Thursday, February 12, 2009

Let in the Smart Masses

I generally tend to be pretty skeptical of Tom Friedman's writing, hoping that he would think about some of the things he says a bit more critically before putting them out to the public as fact, and I don't agree with much of the (admittedly partially satirical) tone of his last column, but he is 100% right on the core conclusion:
We live in a technological age where every study shows that the more knowledge you have as a worker and the more knowledge workers you have as an economy, the faster your incomes will rise. Therefore, the centerpiece of our stimulus, the core driving principle, should be to stimulate everything that makes us smarter and attracts more smart people to our shores.
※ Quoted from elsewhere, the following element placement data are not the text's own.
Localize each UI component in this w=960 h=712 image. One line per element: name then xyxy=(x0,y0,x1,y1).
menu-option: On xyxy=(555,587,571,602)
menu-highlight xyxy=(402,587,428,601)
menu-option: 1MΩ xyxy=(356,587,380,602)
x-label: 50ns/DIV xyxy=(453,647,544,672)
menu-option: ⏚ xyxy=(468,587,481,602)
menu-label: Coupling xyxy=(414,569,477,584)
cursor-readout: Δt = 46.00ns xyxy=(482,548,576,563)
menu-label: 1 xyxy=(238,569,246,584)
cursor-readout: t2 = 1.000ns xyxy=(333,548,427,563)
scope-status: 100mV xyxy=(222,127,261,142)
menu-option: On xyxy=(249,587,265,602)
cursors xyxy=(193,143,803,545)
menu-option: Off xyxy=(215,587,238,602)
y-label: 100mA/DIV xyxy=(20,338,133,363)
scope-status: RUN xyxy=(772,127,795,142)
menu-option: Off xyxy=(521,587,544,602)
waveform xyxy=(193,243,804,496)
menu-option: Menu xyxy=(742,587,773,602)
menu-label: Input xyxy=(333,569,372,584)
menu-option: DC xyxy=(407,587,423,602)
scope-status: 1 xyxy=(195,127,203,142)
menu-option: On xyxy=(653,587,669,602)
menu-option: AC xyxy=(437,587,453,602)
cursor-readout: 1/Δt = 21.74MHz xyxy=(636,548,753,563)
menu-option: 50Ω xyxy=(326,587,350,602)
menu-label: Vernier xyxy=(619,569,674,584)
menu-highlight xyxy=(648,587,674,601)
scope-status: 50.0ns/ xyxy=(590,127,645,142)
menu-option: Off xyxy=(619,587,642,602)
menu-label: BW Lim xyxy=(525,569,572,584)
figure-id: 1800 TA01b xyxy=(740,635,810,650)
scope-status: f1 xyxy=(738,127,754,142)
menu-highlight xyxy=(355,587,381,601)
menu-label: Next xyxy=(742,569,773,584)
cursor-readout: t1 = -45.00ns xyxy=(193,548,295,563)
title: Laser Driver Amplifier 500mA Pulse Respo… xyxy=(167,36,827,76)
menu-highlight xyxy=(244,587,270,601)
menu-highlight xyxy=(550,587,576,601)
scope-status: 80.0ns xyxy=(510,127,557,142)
That is the best way to create good jobs.
A government-funded venture capital fund might not be the right solution (that's a longer question I don't want to get into now) but he's right - this is also the time to get smarter, more agile, and more productive.
We don’t want to come out of this crisis with just inflation, a mountain of debt and more shovel-ready jobs. We want to — we have to — come out of it with a new Intel, Google, Microsoft and Apple. I would have loved to have seen the stimulus package include a government-funded venture capital bank to help finance all the start-ups that are clearly not starting up today — in the clean-energy space they’re dying like flies — because of a lack of liquidity from traditional lending sources.

Newsweek had an essay this week that began: “Could Silicon Valley become another Detroit?” Well, yes, it could. When the best brains in the world are on sale, you don’t shut them out. You open your doors wider.